Chanel, the world's second largest label after LVMH-owned Louis Vuitton, plans to open a private salon and repair centre in Shanghai in the coming months.

The plans are part of an overall increase in capital spending this year to $1.8 billion from $1.2 billion in 2023, despite a more challenging environment after three years of exceptional growth, said Blondiaux.

Chanel will spend more on marketing and advertising investments, but at a lower proportion of sales than last year, the executives added, without providing figures.

The luxury industry is adjusting to more muted demand globally for high end fashion as the rising cost of living prompts younger shoppers to tighten their purse strings.

Chanel said 2023 revenue rose 16% on a comparable basis to $19.7 billion, with double-digit percentage growth in Asia and Europe offsetting a sharp slowdown in the United States.

The company increased its headcount by 14% to more than 36,500 people.

Last year, Hermes sales were up 21% to 13.4 billion euros ($14.5 billion), while fashion and leather goods sales at LVMH, the world’s largest luxury group, were up 14% to 42 billion euros.

"Growth with Chinese consumers is happening more in Europe and in Japan, and obviously far less in mainland China," said Blondiaux. In some recent weeks, Chinese tourists in Japan have accounted for as much as half of sales in Japan, he said.

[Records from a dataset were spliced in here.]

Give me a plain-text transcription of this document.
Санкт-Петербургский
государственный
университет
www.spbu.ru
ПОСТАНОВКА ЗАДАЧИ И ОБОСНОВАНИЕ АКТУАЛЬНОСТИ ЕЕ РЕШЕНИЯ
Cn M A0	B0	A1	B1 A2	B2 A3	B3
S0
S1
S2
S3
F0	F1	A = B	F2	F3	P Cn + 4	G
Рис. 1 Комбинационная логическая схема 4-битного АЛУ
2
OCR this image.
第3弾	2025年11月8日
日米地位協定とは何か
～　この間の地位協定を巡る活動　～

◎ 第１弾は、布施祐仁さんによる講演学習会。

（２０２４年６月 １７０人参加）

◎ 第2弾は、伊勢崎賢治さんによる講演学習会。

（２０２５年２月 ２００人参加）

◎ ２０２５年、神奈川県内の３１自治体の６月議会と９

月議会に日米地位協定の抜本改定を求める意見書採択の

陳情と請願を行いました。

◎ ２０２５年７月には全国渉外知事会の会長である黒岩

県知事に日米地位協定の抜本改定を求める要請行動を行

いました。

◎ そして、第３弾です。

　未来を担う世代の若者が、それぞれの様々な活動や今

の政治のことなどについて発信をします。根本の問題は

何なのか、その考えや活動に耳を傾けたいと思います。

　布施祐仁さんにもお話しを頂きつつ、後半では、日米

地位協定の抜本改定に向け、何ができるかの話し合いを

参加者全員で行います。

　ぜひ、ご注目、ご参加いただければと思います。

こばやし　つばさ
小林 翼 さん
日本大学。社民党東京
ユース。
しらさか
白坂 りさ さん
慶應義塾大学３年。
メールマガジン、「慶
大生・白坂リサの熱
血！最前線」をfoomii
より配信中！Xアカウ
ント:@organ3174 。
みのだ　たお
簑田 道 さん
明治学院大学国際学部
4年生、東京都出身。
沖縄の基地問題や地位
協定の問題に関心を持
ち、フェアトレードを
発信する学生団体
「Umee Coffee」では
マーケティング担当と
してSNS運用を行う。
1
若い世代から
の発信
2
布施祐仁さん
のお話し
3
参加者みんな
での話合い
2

Goldman Sachs forecasts 6% growth for the sector at constant exchange rates this year, with the fastest growth coming from Chinese shoppers, up 13%.

Chanel, which earlier this year increased prices by up to 6%, may further raise prices in the second half, to adjust to rising cost of materials or to even out exchange rate differences, said Blondiaux.

Nair brushed off persistent talk of a designer change at Chanel, noting that creative director Virginie Viard, who worked closely with her predecessor Karl Lagerfeld, had overseen strong growth in ready-to-wear fashion sales, which have surged two-and-a-half-times since 2018. Viard designs "very successfully for women," said Nair, citing feedback from clients.

Chanel is owned by French billionaire brothers Alain Wertheimer and Gerard Wertheimer.